As I mentioned, we did a lotus birth with Chobie and it took about five days for the cord to come off on its own.  We are planning to this again, so one of the projects is a placenta bag for carrying the placenta with the baby as needed while the cord site is still healing.  This isn't really designed for use before the placenta is pretty much dried out, nor is it meant for carrying the placenta on a day out or anything.  More like in transition from the bedroom to the living room, or to make some lunch or go for a little walk around outside on day 6 of the placenta being attached while baby is in a sling (then placenta tucked in with baby).

So here it is...it's basically a circular drawstring bag.

Bottom detail


Cut the pattern, with two pieces, both natural, breathable fabric.


Add optional embelishments to the outside piece of fabric.


Sew together with wrong sides together, leaving a little gap to turn right side out.


Topstitch and add two rounds of stitching for the drawstring.
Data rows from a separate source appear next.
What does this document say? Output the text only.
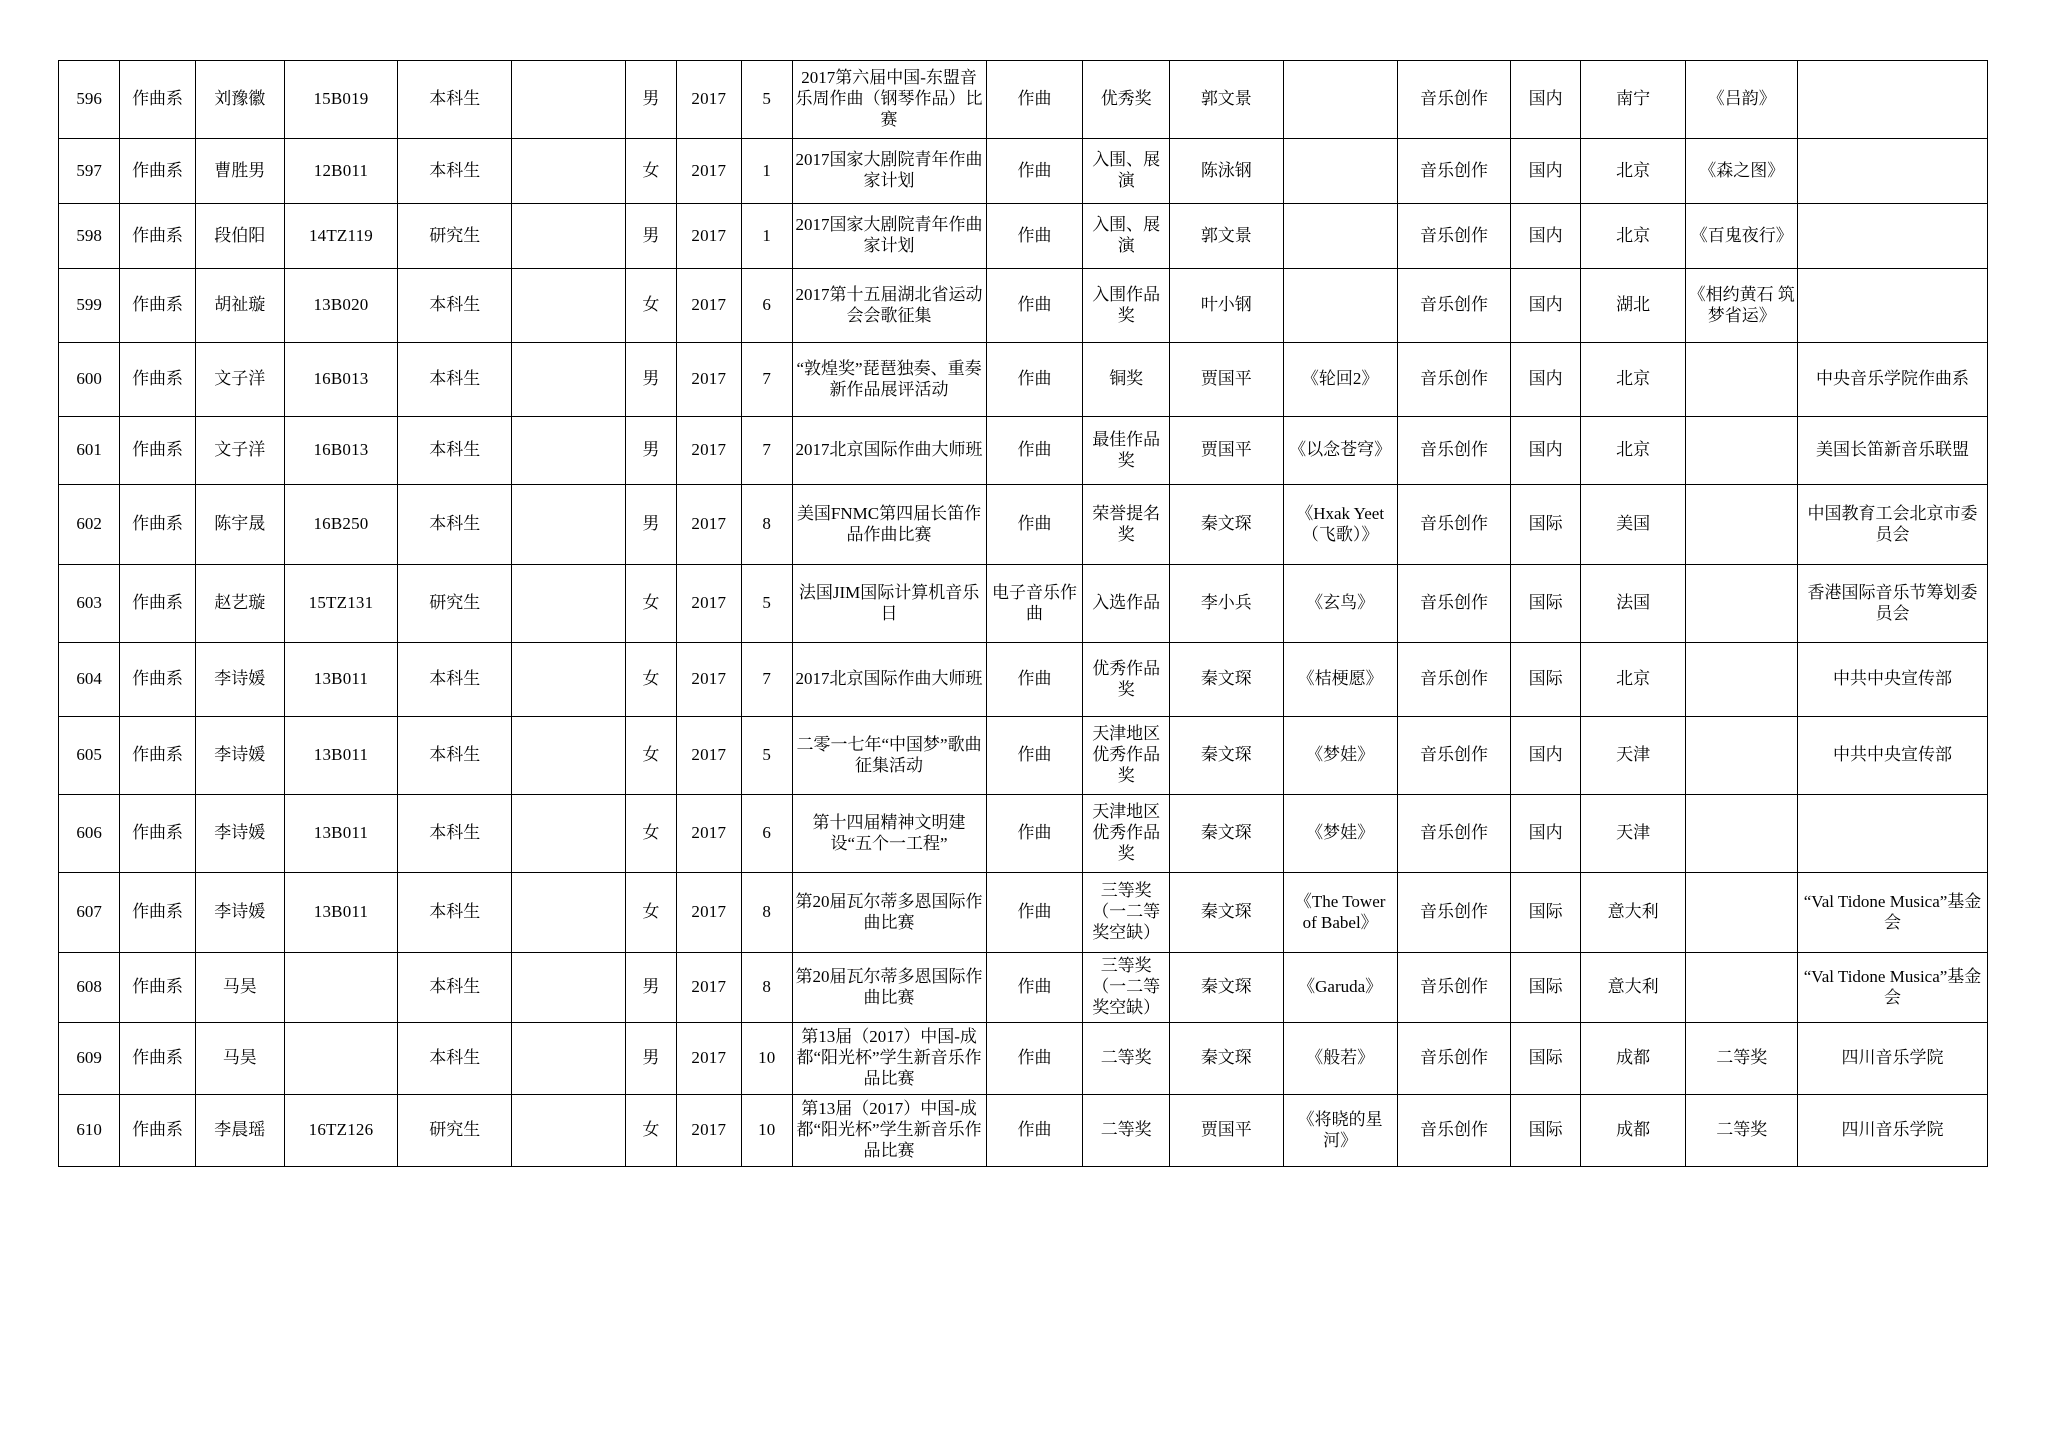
596	作曲系	刘豫徽	15B019	本科生		男	2017	5	2017第六届中国-东盟音乐周作曲（钢琴作品）比赛	作曲	优秀奖	郭文景		音乐创作	国内	南宁	《吕韵》	
597	作曲系	曹胜男	12B011	本科生		女	2017	1	2017国家大剧院青年作曲家计划	作曲	入围、展演	陈泳钢		音乐创作	国内	北京	《森之图》	
598	作曲系	段伯阳	14TZ119	研究生		男	2017	1	2017国家大剧院青年作曲家计划	作曲	入围、展演	郭文景		音乐创作	国内	北京	《百鬼夜行》	
599	作曲系	胡祉璇	13B020	本科生		女	2017	6	2017第十五届湖北省运动会会歌征集	作曲	入围作品奖	叶小钢		音乐创作	国内	湖北	《相约黄石 筑梦省运》	
600	作曲系	文子洋	16B013	本科生		男	2017	7	“敦煌奖”琵琶独奏、重奏新作品展评活动	作曲	铜奖	贾国平	《轮回2》	音乐创作	国内	北京		中央音乐学院作曲系
601	作曲系	文子洋	16B013	本科生		男	2017	7	2017北京国际作曲大师班	作曲	最佳作品奖	贾国平	《以念苍穹》	音乐创作	国内	北京		美国长笛新音乐联盟
602	作曲系	陈宇晟	16B250	本科生		男	2017	8	美国FNMC第四届长笛作品作曲比赛	作曲	荣誉提名奖	秦文琛	《Hxak Yeet（飞歌）》	音乐创作	国际	美国		中国教育工会北京市委员会
603	作曲系	赵艺璇	15TZ131	研究生		女	2017	5	法国JIM国际计算机音乐日	电子音乐作曲	入选作品	李小兵	《玄鸟》	音乐创作	国际	法国		香港国际音乐节筹划委员会
604	作曲系	李诗媛	13B011	本科生		女	2017	7	2017北京国际作曲大师班	作曲	优秀作品奖	秦文琛	《桔梗愿》	音乐创作	国际	北京		中共中央宣传部
605	作曲系	李诗媛	13B011	本科生		女	2017	5	二零一七年“中国梦”歌曲征集活动	作曲	天津地区优秀作品奖	秦文琛	《梦娃》	音乐创作	国内	天津		中共中央宣传部
606	作曲系	李诗媛	13B011	本科生		女	2017	6	第十四届精神文明建设“五个一工程”	作曲	天津地区优秀作品奖	秦文琛	《梦娃》	音乐创作	国内	天津		
607	作曲系	李诗媛	13B011	本科生		女	2017	8	第20届瓦尔蒂多恩国际作曲比赛	作曲	三等奖（一二等奖空缺）	秦文琛	《The Tower of Babel》	音乐创作	国际	意大利		“Val Tidone Musica”基金会
608	作曲系	马昊		本科生		男	2017	8	第20届瓦尔蒂多恩国际作曲比赛	作曲	三等奖（一二等奖空缺）	秦文琛	《Garuda》	音乐创作	国际	意大利		“Val Tidone Musica”基金会
609	作曲系	马昊		本科生		男	2017	10	第13届（2017）中国-成都“阳光杯”学生新音乐作品比赛	作曲	二等奖	秦文琛	《般若》	音乐创作	国际	成都	二等奖	四川音乐学院
610	作曲系	李晨瑶	16TZ126	研究生		女	2017	10	第13届（2017）中国-成都“阳光杯”学生新音乐作品比赛	作曲	二等奖	贾国平	《将晓的星河》	音乐创作	国际	成都	二等奖	四川音乐学院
Seam rip a small opening in fabric between the rounds of stitching.  Insert cord and pull closed.  I used 2 yards of yarn for my cord, which was made using the double reverse wrap method, which I learned originally for making cordage.  I couldn't find a good web tutorial for this, so maybe I'll make and post my own one day...


And for the related project, I used the same men's dress shirt (hey, it's a dress shirt for us!) that I used for one side of the placenta bag to make some little pants for Chobe.  Making pants from old shirts and especially wool sweaters for babies is one of my favorite projects.  I will be giving more details about this too one day!